Isranomics

Shekel Strength: Factors Driving Stability in Israel’s Currency Market

by | Feb 25, 2024 | Economy | 0 comments

Since the onset of the year, the local foreign exchange market in Israel has exhibited commendable stability. Notably, the shekel has demonstrated resilience, strengthening against the dollar to trade at a rate of 3.63, despite recent growth data publications. However, the forthcoming interest rate decision by the Bank of Israel looms as a potential catalyst for change in this stability.

Anticipation surrounds the Bank of Israel’s decision, particularly concerning the possibility of a second additional interest rate reduction in 2024. Such a move could trigger a devaluation of the shekel, driven by the interest rate gap between Israel and Western countries. Notably, central banks in Europe and the USA have shown reluctance to ease monetary policies, potentially exacerbating this gap.

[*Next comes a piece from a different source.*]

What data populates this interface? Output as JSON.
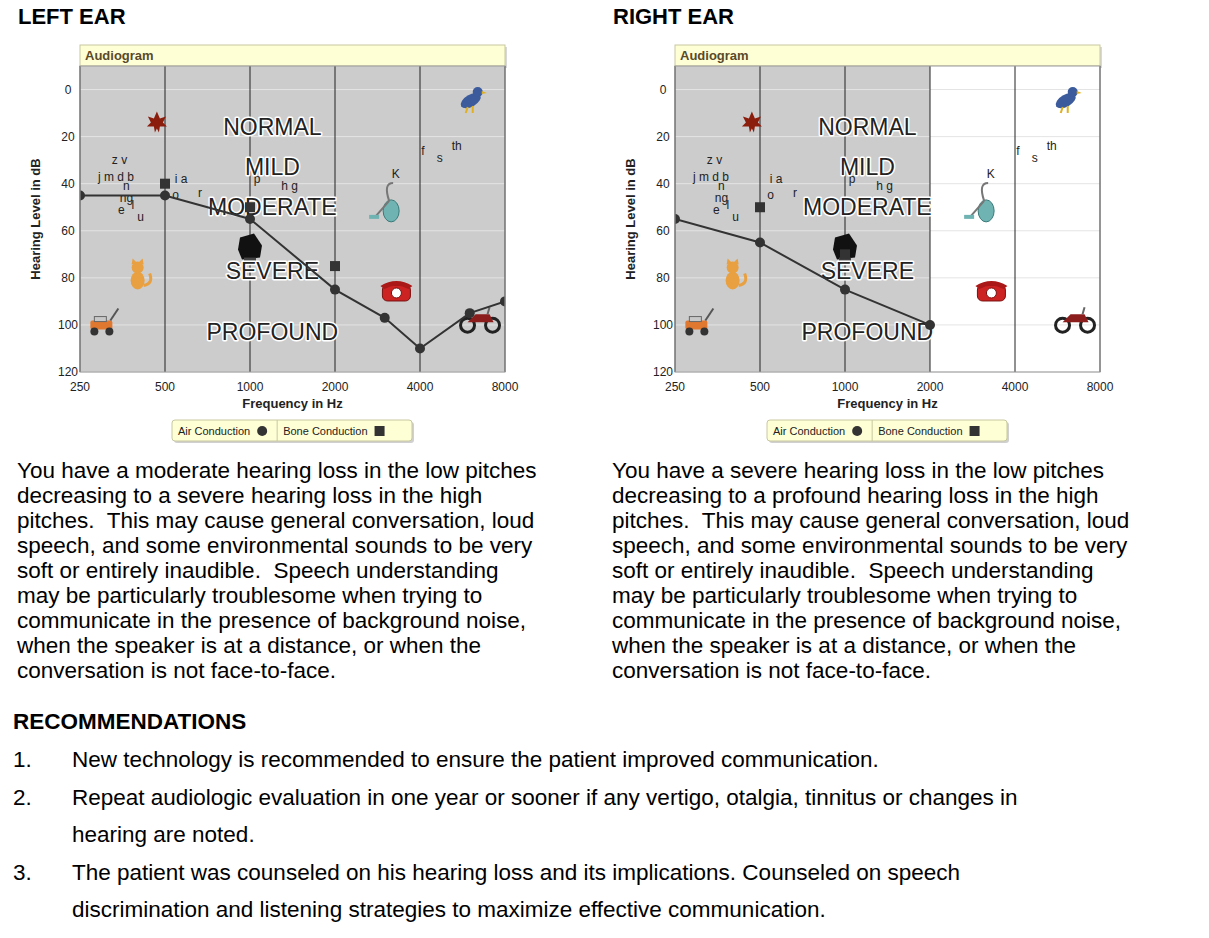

In light of these developments, reputable financial institutions such as Goldman Sachs and Bank of America have provided insights into the trajectory of the shekel. Goldman Sachs forecasts a continuation of the current exchange rate around NIS 3.7 per dollar in the short term, with a projected strengthening of the shekel to NIS 3.55 in the coming year. However, concerns persist regarding inflationary pressures, extending possibly until 2027.

Goldman Sachs attributes the recent shekel strength to various factors. Firstly, despite negative growth data, the shekel’s resilience underscores market optimism regarding Israel’s economic performance, especially in the first quarter of the year. Additionally, the high profitability of technology stocks in the US has bolstered the shekel, given Israel’s need to balance institutional investment portfolios.

Furthermore, positive developments in Israel’s trade balance, particularly a favorable improvement in the fourth quarter, suggest underlying strengths in the economy. The balance of payments dynamics indicates a potential undervaluation of the shekel, paving the way for future appreciation. However, historical precedents highlight the inflow of foreign funds during geopolitical crises, exerting upward pressure on the shekel’s value.

Despite these positive indicators, Israel’s high risk premium remains a significant factor influencing currency exchange rates. This premium serves as a counterbalance to external aid inflows, shaping the equilibrium in the foreign exchange market.

In conclusion, the stability witnessed in the Israeli foreign exchange market is underpinned by a delicate interplay of domestic and international factors. While current conditions favor the shekel’s strength, the impending interest rate decision by the Bank of Israel introduces an element of uncertainty. Market participants keenly await further developments, mindful of the potential ramifications on currency dynamics and economic stability.